Opinión
Ayudar a morir
María José Carrasco se llamaba la española fallecida porque su marido, Ángel Hernández, decidió ayudarle a morir. Hace dos días Ángel, de 69 años, le suministró un líquido letal guardado en un cajón de casa. Todo lo grabó con el consentimiento expreso de ella, para que quedara constancia, previamente asesorado.
María José tenía 61 años. Llevaba más de treinta enferma de esclerosis múltiple, sobreviviendo, sufriendo y llorando, pidiendo dejar este mundo. «Quiero el final cuanto antes, rápido», imploraba a las cámaras de televisión. Conmueve hasta la lágrima volver a ver ahora esas imágenes suyas y la dulzura de Ángel, siempre a su lado. Cuánto amor había ahí, cuánta belleza y cuánto dolor.
Con todos mis respetos a quienes aducen motivos éticos o religiosos, siento que no se le puede exigir a nadie impedido hasta el extremo, con una enfermedad terminal irreversible, que siga en este mundo contra su voluntad. Y desde luego, ese marido que ha estado cuidándola durante tres décadas, entregado a ella hasta el último aliento, ése que ha reunido el coraje de asistirla no debería pasar ahora por un calabozo, ni a disposición de un juez, ni a una cárcel. A mí me hubiera bastado con que los agentes interrogaran a Ángel en su casa, con el pésame por delante, pero no: nuestro Código Penal establece que, por esa cooperación expresa, él podría exponerse a entre dos y cinco años de prisión.
¿Deberían haber viajado Ángel y María José a Suiza o a Holanda para que ella muriera dignamente?

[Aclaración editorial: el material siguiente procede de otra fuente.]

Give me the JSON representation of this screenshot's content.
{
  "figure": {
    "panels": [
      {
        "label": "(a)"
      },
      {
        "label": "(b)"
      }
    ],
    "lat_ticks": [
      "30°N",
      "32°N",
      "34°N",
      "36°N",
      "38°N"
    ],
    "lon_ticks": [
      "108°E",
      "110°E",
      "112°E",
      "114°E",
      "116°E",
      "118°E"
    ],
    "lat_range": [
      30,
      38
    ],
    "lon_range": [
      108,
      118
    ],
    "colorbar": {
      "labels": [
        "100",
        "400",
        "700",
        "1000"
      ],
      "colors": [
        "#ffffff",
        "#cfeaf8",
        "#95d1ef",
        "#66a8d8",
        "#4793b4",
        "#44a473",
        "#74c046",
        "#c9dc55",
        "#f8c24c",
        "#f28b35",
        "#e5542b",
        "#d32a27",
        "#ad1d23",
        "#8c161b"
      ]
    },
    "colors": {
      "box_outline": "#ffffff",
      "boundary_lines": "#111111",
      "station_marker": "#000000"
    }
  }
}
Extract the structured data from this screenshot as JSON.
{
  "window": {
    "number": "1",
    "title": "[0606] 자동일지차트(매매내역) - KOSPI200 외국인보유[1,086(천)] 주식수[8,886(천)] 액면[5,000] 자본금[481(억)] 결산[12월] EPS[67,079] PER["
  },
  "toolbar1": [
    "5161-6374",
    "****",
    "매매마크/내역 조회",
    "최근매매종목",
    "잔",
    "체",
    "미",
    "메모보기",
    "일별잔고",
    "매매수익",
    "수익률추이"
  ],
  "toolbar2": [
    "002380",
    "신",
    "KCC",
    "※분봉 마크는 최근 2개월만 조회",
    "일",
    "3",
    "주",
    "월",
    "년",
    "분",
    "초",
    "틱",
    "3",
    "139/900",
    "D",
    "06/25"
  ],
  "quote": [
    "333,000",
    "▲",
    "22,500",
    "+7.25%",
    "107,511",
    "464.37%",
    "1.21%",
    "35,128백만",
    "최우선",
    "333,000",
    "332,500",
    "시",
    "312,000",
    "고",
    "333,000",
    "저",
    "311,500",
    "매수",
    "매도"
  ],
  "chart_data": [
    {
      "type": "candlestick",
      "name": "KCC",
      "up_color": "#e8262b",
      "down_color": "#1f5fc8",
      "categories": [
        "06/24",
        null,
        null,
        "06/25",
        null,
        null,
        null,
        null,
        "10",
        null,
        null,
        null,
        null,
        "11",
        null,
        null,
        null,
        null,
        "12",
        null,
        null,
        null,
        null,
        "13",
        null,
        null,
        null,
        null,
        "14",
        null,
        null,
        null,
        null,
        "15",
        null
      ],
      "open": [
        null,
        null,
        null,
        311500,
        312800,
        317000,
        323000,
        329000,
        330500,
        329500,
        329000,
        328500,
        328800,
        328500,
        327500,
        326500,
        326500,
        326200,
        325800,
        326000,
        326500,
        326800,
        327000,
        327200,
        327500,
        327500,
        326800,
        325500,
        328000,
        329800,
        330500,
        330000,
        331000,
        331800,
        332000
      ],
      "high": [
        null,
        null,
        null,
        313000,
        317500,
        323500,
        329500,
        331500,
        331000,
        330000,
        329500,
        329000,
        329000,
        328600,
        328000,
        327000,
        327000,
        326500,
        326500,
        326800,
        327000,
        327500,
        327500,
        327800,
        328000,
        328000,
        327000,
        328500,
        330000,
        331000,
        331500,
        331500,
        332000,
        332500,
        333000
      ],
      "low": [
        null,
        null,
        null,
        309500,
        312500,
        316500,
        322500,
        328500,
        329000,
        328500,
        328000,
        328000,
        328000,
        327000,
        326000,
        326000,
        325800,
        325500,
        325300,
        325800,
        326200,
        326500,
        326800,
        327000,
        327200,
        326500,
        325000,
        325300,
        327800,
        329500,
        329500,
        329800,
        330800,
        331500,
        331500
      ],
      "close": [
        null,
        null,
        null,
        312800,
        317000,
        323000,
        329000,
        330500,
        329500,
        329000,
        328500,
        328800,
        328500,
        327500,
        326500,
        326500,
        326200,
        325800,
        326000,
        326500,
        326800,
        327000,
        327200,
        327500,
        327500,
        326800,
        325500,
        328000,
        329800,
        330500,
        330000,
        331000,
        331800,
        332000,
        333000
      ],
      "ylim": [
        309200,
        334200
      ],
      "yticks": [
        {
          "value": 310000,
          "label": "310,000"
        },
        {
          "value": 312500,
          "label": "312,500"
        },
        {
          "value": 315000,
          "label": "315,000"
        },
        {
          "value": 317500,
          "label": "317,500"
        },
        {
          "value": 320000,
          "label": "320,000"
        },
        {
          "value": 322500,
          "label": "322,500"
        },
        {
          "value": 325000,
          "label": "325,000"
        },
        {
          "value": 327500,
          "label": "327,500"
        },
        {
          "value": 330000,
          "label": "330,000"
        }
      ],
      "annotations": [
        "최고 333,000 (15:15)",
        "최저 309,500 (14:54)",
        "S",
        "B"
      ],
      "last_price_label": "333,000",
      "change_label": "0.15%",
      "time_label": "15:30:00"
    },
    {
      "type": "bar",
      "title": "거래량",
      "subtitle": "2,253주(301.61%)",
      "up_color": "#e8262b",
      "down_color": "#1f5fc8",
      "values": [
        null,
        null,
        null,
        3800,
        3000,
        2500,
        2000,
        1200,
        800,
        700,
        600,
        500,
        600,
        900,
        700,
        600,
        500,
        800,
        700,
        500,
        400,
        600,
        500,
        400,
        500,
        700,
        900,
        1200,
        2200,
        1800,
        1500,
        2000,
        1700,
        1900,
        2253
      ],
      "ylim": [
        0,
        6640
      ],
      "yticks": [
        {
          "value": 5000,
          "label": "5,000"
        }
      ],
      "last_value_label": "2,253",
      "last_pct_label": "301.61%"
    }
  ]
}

Los dos optaron por la vía más complicada, querían sentar un precedente. En una carta, Ángel avisó del final de su mujer si a ella le prohibían acabar con su vida. De nada les sirvió, a la vista está.
En esta legislatura que se extingue se ha perdido, una vez más, la ocasión de derogar el delito de auxilio al suicidio asistido. Pedro Sánchez prometió regular el asunto y al final, como tantos otros objetivos marcados, éste se quedó por el camino.
Parece mentira que, en pleno siglo XXI, sigamos mirando desde la gélida distancia de una legalidad arcaica a enfermos «extremos» como María José, como José Antonio Arrabal, como Arancha Echeverría, como Ramón Sampedro, como tantos otros que hoy siguen respirando, desamparados, mientras sueñan con no despertar.